Replace By Fee

Every transaction published to the Bitcoin network enters a state known as unconfirmed or 0 confirmations, meaning that the transaction broadcast succeeded and now the transaction awaits confirmation by a miner. During this waiting period, the publisher of the transaction might wish to alter the transaction, but under normal circumstances the network ignores transaction alterations within a lengthy timeout period of two or three days. Using replace by fee a transaction may bypass this transaction alteration prevention mechanism by publishing a transaction replacement with a fee higher than the previous submission.

Origin of the Sequence

Since the start of Bitcoin, until the present, a feature known as a sequence number has been present in every transaction. The purpose of the sequence number was to allow in-flight updates to transactions, by replacing them with a later sequence number. In the original Bitcoin software published by Satoshi Nakamoto, this was possible, but Satoshi disabled sequence numbers in version 0.3.12. Satoshi wrote "Disable replacement feature for now", indicating the feature posed a problem to the network that required a temporary disabling.

Transaction replacement was in fact a potential denial of service vulnerability in the Bitcoin peer to peer network; an attacker could flood the network with replacements without cost, creating an outsize burden on the relaying infrastructure. The standard flood prevention design used by relaying nodes is to make sure that every network action has a well-defined cost, and that service may be quickly cut off to low priority traffic when the network is under high load.

Fees with Sequences

Over time, the network came to rely on the temporary disabling Satoshi enacted in version 0.3.12. Transaction replacement grew to be viewed as undesirable, with claims that the design of the overall network to promote immutability clashed with the design of mutable transactions. But others countered that the only immutability guarantee not simply a matter of happenstance was the immutability of spent energy in the proof of work, that the pattern and topology of the peer to peer network could change at any time and should not figure into a protocol design equation and not be depended on by anyone.

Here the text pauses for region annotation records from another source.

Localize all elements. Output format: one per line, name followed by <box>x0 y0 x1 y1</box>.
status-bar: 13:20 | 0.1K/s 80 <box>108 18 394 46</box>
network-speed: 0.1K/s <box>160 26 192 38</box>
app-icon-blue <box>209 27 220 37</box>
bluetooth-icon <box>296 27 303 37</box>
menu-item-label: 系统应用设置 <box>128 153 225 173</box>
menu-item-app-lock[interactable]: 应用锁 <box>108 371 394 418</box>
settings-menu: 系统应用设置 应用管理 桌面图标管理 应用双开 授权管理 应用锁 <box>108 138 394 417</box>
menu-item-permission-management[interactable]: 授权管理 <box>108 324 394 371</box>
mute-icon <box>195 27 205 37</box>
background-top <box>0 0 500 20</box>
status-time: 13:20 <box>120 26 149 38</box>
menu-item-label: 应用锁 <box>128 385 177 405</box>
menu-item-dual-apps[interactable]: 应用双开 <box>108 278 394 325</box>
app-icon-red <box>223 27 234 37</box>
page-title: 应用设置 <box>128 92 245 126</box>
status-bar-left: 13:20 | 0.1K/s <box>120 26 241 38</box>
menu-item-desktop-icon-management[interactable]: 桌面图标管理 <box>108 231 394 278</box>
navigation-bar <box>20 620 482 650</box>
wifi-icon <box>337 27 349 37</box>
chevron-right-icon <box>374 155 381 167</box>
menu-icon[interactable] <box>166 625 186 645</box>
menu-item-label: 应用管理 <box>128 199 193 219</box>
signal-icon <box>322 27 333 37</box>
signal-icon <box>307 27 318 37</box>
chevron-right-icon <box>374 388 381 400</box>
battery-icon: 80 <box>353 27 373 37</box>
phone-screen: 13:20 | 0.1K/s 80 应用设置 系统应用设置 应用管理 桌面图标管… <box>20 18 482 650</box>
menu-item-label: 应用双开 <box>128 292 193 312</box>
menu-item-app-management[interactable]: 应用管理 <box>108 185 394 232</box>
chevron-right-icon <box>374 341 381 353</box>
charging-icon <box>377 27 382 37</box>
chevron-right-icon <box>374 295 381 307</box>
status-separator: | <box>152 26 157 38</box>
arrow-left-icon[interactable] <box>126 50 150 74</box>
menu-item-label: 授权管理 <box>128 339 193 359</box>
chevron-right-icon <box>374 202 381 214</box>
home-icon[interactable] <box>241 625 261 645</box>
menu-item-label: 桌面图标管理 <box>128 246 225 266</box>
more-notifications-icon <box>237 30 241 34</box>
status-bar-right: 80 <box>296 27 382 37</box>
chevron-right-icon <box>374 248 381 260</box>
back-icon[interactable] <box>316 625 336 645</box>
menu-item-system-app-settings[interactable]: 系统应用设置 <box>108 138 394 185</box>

An idea was borne to solve the replacement denial of service issue: treat each replacement sequence increase as a new transaction, with a commensurate new fee. This concept, replace by fee, or RBF solved the denial of service issue, and as Bitcoin design thinking leapt forward to a time in which transactions might be increasingly stuck due to extremely low priority fees, or when sudden spikes in demand for the Blockchain might leave some transactors in the lurch with their priority transactions. Proposals were formalized for RBF: sequence increases might be performed up to one hundred times, and must always pay a fee increase larger than the minimum relay fee amount.

Finding network traction for this idea proved difficult, despite the solution to the denial of service problem. The possibility for abusive use to mislead merchants into expecting a payment that would later be removed loomed large. For a time the proposal languished, unable to make headway against the fear of abuse.

Backwards Compatible Sequence Replacement

The Bitcoin Core developer Peter Todd had been championing the cause of RBF since early in 2013. He and other prominent Bitcoin developers long argued that transaction replacement was always possible through deliberate action and merchants were either incorrect in relying upon unspecified and unpredictable transaction behavior, or not in fact relying upon it in the first place. Over the years Peter published software to bring back transaction replacement, in two variants: First-Seen-Safe RBF or FSS-RBF, and Full RBF.

FSS-RBF was an attempt to ameliorate concerns that RBF would be used to defraud, by requiring the replacing transactions to still pay the same destination addresses. This proposal did serve to appease the worriers, however as a long term solution it was widely criticized as privacy abusing and therefore fungibility threatening. Bitcoin destinations are designed to be opaque, to avoid the chain of payments being meaningful and to protect the financial privacy of users. Adding new transaction destinations would help defeat privacy protections by pointing to the destinations as linked to the author of the transactions.

A final compromise was found after seemingly endless debate: a new, non-standard transaction type that explicitly signaled its status as replaceable. This compromise was called Opt-in RBF, and it simply reenabled the original replaceability Satoshi temporarily disabled, with the protections against DoS, but in a simple form that wallets must be deliberately coded to show in unconfirmed state. Wallets could then easily show these transactions in a level below unconfirmed: unconfirmed and easily replaceable.

In February of 2016, Bitcoin Core version 0.12.0 included support for this signaled replaceability, although only for relaying and mining purposes, no user interface support was included.